On Sunday Interfax quoted an unnamed Russian military official as saying that the SSV-201 Priazovye, a reconnaissance ship, had left Sevastopol port in the Black Sea en route to the eastern Mediterranean where it would operate separately from the naval task force already there. Specifically, the military source said the reconnaissance ship’s mission would be “"to gather current information in the area of the escalating conflict" in Syria, Reuters reported on Monday, citing the Interfax report.
The U.S. has also beefed up its naval presence off Syria’s Coast in the Mediterranean in anticipation of President Barack Obama ordering missile strikes against Syrian regime targets. Last week it was reported that the U.S. had five destroyers armed with cruise missiles stationed in the Mediterranean compared to the 3 it usually deploys to the region.
Additionally, the USS San Antonio (LPD-17), an amphibious transport dock with about a thousand Marines aboard (counting both troops and crew, according to the ship’s official website), was given orders to remain in the Mediterranean last week while it was traveling through the Red Sea on a regularly scheduled deployment. The ship can deliver 700-800 Marines on shore. U.S. officials described the decision to have the USS San Antonio remain in the region as a “precaution” and emphasized that there aren’t any plans to send U.S. Marines into Syria.
On Monday the U.S. Navy said that it had decided to station a carrier strike group centered around the USS Nimitz in the Red Sea as well, but added that there are no plans to use it in any Syrian contingency at this time.
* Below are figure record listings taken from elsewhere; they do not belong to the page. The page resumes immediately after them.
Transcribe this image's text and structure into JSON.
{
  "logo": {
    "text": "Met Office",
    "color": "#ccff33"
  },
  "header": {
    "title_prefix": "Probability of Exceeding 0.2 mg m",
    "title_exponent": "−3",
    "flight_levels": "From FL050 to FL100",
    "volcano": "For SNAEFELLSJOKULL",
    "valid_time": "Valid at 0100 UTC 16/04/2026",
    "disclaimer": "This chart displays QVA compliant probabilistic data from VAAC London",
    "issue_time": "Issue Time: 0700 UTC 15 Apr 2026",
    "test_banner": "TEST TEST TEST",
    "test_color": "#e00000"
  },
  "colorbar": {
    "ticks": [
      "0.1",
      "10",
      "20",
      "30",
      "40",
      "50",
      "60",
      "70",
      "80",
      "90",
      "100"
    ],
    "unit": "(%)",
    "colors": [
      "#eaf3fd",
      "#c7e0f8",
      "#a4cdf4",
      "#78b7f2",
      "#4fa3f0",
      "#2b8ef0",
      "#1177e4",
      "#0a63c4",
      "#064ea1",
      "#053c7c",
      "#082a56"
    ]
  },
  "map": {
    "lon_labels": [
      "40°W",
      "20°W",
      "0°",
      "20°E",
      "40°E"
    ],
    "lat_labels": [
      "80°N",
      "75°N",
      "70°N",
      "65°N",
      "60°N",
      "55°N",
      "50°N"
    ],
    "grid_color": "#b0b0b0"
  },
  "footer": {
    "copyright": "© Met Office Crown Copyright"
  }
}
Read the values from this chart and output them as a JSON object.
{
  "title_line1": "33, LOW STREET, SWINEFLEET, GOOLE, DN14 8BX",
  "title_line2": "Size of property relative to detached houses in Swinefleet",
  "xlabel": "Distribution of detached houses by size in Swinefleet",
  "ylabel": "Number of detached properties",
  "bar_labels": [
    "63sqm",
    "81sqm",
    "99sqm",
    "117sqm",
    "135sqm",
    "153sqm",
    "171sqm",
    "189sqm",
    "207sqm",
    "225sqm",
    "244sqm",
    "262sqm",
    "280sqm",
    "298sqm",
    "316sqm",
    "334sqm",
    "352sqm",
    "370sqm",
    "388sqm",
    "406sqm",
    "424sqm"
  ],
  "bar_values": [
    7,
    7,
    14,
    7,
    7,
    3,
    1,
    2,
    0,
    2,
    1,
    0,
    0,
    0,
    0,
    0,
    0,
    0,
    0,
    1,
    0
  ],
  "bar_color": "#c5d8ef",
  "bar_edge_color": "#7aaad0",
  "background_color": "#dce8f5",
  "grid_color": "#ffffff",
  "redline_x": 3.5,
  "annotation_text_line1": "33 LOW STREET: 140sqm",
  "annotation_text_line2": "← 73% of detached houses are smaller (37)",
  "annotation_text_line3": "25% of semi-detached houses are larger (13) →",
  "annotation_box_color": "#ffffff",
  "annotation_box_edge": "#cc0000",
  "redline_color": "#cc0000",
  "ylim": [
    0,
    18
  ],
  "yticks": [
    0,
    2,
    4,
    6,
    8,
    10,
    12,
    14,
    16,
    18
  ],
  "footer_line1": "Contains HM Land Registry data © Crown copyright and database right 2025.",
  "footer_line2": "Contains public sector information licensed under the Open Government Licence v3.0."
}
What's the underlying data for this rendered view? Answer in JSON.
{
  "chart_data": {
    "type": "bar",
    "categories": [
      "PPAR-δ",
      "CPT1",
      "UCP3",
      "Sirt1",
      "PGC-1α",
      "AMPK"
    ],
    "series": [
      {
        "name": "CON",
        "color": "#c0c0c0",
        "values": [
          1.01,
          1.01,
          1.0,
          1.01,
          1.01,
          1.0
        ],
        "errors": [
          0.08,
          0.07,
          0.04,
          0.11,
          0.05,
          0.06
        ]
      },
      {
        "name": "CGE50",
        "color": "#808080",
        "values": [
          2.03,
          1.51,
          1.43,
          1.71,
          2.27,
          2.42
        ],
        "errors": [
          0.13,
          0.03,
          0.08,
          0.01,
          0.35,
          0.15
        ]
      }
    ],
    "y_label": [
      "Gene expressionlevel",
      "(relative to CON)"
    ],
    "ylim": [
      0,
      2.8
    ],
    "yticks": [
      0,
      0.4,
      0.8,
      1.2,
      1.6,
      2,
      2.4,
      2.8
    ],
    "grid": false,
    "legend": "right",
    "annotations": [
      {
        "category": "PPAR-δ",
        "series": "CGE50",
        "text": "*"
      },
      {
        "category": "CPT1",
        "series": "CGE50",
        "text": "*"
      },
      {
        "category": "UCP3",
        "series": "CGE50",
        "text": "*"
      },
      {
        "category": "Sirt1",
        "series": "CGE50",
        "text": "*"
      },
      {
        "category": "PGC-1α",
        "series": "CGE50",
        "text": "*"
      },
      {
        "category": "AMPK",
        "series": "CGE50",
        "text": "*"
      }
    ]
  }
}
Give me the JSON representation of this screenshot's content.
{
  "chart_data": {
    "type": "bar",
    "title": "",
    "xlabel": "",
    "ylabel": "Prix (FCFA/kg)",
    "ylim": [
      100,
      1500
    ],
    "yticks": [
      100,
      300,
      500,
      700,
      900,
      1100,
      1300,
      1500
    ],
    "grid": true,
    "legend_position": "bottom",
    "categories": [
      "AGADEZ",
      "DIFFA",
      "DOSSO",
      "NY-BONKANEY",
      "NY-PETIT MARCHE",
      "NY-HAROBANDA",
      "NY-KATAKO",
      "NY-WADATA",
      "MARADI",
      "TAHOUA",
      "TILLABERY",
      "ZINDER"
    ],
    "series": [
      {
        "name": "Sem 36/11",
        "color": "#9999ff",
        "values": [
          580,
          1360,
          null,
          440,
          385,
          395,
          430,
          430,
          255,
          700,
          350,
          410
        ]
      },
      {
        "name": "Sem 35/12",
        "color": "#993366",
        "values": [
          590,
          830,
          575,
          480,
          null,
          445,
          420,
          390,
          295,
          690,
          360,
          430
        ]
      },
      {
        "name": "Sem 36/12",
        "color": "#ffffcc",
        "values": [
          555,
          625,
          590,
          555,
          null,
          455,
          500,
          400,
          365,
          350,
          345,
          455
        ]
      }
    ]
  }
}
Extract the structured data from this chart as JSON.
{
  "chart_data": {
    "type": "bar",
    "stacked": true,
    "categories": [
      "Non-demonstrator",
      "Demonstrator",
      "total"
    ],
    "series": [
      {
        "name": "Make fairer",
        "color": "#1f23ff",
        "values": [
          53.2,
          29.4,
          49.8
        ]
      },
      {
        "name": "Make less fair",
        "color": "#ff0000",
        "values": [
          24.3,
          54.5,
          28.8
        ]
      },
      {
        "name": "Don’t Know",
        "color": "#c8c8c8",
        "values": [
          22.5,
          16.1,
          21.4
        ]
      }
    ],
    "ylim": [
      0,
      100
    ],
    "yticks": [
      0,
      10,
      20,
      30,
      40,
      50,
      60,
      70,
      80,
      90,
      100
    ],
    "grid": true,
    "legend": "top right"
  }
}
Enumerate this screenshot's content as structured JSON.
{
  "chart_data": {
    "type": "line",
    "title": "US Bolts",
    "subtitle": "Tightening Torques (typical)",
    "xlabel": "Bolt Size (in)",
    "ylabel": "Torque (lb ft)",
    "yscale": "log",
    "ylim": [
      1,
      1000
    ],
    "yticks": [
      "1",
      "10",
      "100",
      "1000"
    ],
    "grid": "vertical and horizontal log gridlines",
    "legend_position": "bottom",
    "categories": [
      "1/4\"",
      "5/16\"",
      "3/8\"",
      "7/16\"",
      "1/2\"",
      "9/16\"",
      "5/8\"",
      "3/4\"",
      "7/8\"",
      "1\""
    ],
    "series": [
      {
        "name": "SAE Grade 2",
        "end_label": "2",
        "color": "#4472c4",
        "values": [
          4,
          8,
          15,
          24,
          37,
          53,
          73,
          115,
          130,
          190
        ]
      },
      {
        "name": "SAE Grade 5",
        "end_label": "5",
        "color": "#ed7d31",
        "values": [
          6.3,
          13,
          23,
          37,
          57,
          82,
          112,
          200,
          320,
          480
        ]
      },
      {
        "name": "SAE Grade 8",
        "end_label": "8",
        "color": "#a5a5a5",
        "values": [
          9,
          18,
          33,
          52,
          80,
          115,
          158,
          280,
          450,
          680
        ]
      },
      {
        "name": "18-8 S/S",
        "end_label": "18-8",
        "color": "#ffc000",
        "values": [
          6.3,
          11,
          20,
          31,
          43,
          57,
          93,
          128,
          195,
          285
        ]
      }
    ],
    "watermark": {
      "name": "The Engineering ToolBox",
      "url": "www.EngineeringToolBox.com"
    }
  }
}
Along with the USS Nimitz aircraft carrier, the carrier strike group includes four additional destroyers and one cruiser. The strike group was expected to return to the U.S. after being deployed in the Arabian Sea as part of Operation Enduring Freedom. It was re-routed to the Red Sea for “prudent positioning” purposes, U.S. officials told media outlets.
Although less acknowledged, the U.S. is almost certainly also operating submarines capable of launching cruise missiles in the region as well.
President Obama announced Saturday that he would ask Congress to support U.S. military action against Syria.